Movement No. 191’434, First Prize Observatory chronometer delivered to Henry Graves in 1927. Image – Sotheby’s/collage
Around the same period, other Graves pieces began to surface. The keyless grand complication appeared in the early 2000s, its discovery in a shoebox providing a useful human detail for the catalogue. The platinum tourbillons emerged at Christie’s Geneva in 2004 and 2008, with descriptions that emphasised their observatory history and the Graves family’s motto on the back.

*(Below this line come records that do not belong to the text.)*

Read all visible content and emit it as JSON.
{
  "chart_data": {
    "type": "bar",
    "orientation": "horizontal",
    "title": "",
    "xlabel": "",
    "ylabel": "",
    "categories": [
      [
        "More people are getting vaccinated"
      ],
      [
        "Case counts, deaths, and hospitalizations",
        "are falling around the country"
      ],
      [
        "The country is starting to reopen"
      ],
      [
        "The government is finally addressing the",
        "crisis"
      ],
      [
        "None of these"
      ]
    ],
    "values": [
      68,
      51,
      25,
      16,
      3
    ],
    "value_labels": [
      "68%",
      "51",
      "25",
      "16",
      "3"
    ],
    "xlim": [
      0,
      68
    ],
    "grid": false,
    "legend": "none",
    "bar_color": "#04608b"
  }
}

Meanwhile, the Supercomplication followed a path that eventually linked it to another collecting dynasty. The anonymous buyer of 1999 was later identified as Sheikh Saud bin Mohammed Al-Thani of Qatar, a central figure in that country’s museum-building programme and one of the most active buyers of art and artefacts of his generation.

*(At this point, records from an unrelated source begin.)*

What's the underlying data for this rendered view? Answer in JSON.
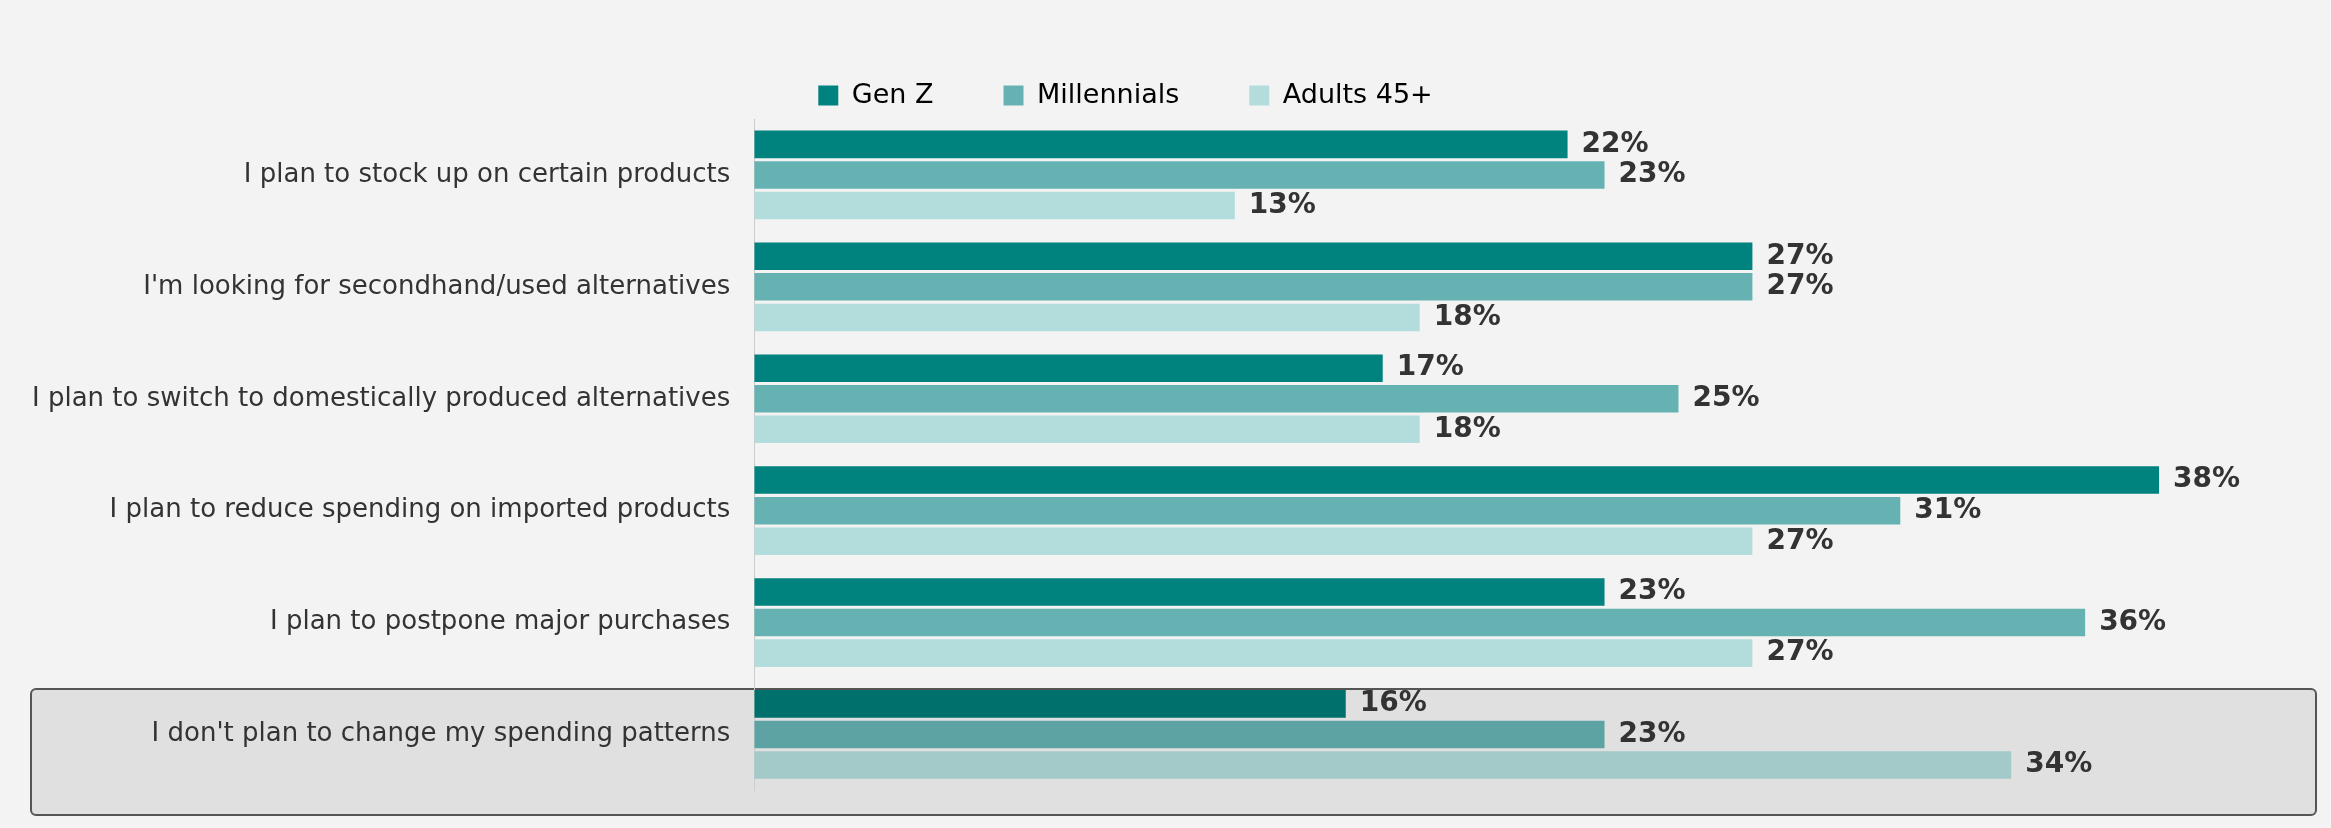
{
  "chart_data": {
    "type": "bar",
    "orientation": "horizontal",
    "categories": [
      "I plan to stock up on certain products",
      "I'm looking for secondhand/used alternatives",
      "I plan to switch to domestically produced alternatives",
      "I plan to reduce spending on imported products",
      "I plan to postpone major purchases",
      "I don't plan to change my spending patterns"
    ],
    "series": [
      {
        "name": "Gen Z",
        "color": "#00827f",
        "colors": [
          "#00827f",
          "#00827f",
          "#00827f",
          "#00827f",
          "#00827f",
          "#00706d"
        ],
        "values": [
          22,
          27,
          17,
          38,
          23,
          16
        ],
        "value_labels": [
          "22%",
          "27%",
          "17%",
          "38%",
          "23%",
          "16%"
        ]
      },
      {
        "name": "Millennials",
        "color": "#66b2b2",
        "colors": [
          "#66b2b2",
          "#66b2b2",
          "#66b2b2",
          "#66b2b2",
          "#66b2b2",
          "#5ea3a3"
        ],
        "values": [
          23,
          27,
          25,
          31,
          36,
          23
        ],
        "value_labels": [
          "23%",
          "27%",
          "25%",
          "31%",
          "36%",
          "23%"
        ]
      },
      {
        "name": "Adults 45+",
        "color": "#b3dcdc",
        "colors": [
          "#b3dcdc",
          "#b3dcdc",
          "#b3dcdc",
          "#b3dcdc",
          "#b3dcdc",
          "#a3c9c9"
        ],
        "values": [
          13,
          18,
          18,
          27,
          27,
          34
        ],
        "value_labels": [
          "13%",
          "18%",
          "18%",
          "27%",
          "27%",
          "34%"
        ]
      }
    ],
    "legend": "top",
    "grid": false
  }
}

As financial pressures mounted, he pledged several pieces, including the Supercomplication, to Sotheby’s Financial Services. After his death in 2014, the watch returned to the auction room in Geneva. On November 11 2014, Sotheby’s offered it again; bidding carried it to CHF23,237,000, roughly US$24 million at the time, once again setting a world record for a watch at auction.

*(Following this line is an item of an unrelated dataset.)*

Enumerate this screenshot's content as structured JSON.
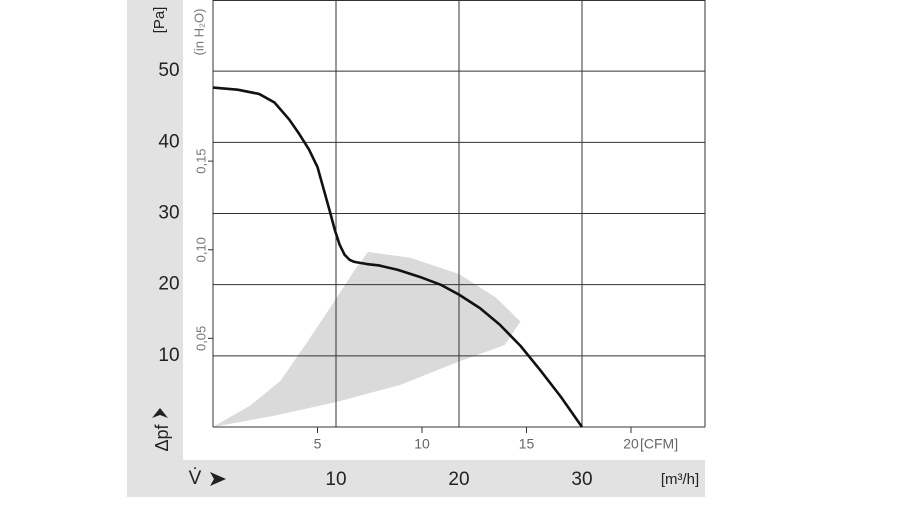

Paddle no. 674 in the hands of Aurel Bacs bidding the Henry Graves Supercomplication for 23,237,000 Swiss francs. A moment immortalised by Dr. Crott in a now famous “selfie” Image – Dr. Helmut Crott
The 2014 sale coincided with a different kind of attention in the Vallée de Joux. The Espace Horloger in Le Sentier mounted a “Star Watch” exhibition devoted to the Supercomplication and the people who built it. Philippe Dufour spent time with the watch for a 3D film, opening the case and tracing the path of its levers for the camera. It was a rare moment when local craft and global market spectacle met around a single object. For the village that had hosted the Piguet and Rochat families, the watch became a mirror of its own history.
The Graves legacy
Through all of this, the sky above Central Park has stayed the same. The skyline along Fifth Avenue has shifted over the decades; 834 has seen new owners and new furnishings. The family’s estate on Eagle Island has passed through the Girl Scouts and into the care of preservation groups who invoke Graves as a benefactor and as a symbol of a gentler sort of privilege. The watches themselves have also moved on: some returned home to Geneva where they are on display in the Patek Philippe Museum, while others disappeared into private safes. A few others might exist, but there’s little more than paperwork to prove it.

The Henry Graves Supercomplication Sky Chart depicting the sky over 834 Fifth Avenue in New York. Image – Sothebys
Looked at as a whole, the Graves collection resembles a night sky: bright points where provenance is secure, dim clusters where information is incomplete, and a handful of dark spaces where something significant might have once shone but has since slipped from view. The Supercomplication stands at the centre of that map, a mechanical image of the very sky that hangs above 834 Fifth Avenue and the streets below. Its star chart remembers where Graves lived and what he asked his watchmakers to do: fold his world, and his sky, into wheels and springs. The watches that remain, and the watches that have gone missing, all circle that decision.